Hal serupa juga disampaikan IB yang mengaku
pernyataannya di BAP tidak benar. "Kenapa dulu cerita ada perintah setelah
penembakan?" kata Ketua Majelis Hakim (Letkol) Chk Joko Sasmito. IB
menjawab, saat kejadian ia takut dan hanya ikut-ikutan temannya bertepuk
tangan.
Sama seperti AR dan IB, saksi 35, YS, yang
sebelumnya menyampaikan ada perintah untuk bertepuk tangan, akhirnya merevisi
pernyataannya sama seperti saksi-saksi lainnya. "Saat itu pikiran saya
masih kacau, capai, dan kurang tidur. Saya enggak dengar ada perintah."
ungkapnya.
Secara beruntun dua saksi lain, AK dan ANW. juga
merevisi pernyataan mereka di BAP terkait dengan perintah bertepuk tangan.

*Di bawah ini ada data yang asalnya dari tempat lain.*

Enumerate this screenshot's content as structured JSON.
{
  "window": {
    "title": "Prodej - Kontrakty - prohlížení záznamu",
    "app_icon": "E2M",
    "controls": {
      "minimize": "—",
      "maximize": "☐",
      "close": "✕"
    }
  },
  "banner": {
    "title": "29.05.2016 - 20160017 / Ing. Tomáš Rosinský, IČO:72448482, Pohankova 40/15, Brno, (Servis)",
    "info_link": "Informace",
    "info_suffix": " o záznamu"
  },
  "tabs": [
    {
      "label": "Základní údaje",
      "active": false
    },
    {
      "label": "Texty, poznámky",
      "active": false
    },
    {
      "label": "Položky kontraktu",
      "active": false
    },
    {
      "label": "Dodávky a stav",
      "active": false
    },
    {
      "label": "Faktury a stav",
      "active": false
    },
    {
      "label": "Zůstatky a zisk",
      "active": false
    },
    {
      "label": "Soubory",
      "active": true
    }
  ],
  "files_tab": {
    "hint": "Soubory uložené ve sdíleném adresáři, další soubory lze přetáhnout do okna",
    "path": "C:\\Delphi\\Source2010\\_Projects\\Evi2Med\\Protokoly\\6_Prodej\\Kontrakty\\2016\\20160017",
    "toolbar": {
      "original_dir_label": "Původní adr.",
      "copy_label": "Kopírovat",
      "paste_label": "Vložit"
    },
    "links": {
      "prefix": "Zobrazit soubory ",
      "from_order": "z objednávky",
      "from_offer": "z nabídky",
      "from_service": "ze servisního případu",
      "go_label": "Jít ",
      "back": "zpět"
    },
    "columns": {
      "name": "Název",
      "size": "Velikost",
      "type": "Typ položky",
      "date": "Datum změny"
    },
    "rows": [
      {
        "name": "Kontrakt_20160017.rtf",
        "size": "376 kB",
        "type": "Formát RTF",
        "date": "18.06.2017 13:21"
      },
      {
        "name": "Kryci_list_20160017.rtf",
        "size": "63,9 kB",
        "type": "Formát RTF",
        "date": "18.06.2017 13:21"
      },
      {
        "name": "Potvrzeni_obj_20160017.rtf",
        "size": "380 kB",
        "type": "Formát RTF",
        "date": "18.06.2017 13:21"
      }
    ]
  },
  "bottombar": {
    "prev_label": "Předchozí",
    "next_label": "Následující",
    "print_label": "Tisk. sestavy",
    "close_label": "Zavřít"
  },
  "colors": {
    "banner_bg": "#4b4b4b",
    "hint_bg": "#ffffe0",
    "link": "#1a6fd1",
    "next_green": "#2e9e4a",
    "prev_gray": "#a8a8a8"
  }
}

AK
mengatakan enggak ada perintah, sedangkan ANW mengaku tidak mendengar perintah
tersebut.
Kemarin, Ketua Komnas HAM Siti Noor Laila dalam jumpa
pers di Dewan Pers, Jakarta, mengatakan, sejumlah wartawan mengalami
beragam jenis intimidasi dalam sidang kasus Cebongan yang dipantau Komnas HAM.
"Kami mendukung peradilan militer yang adil bagi semua pihak, yakni
terdakwa dan korban," kata Noor Laila. (ONG/ABK), Sumber Koran: Kompas (16 Juli 2013/Selasa, Hal. 05)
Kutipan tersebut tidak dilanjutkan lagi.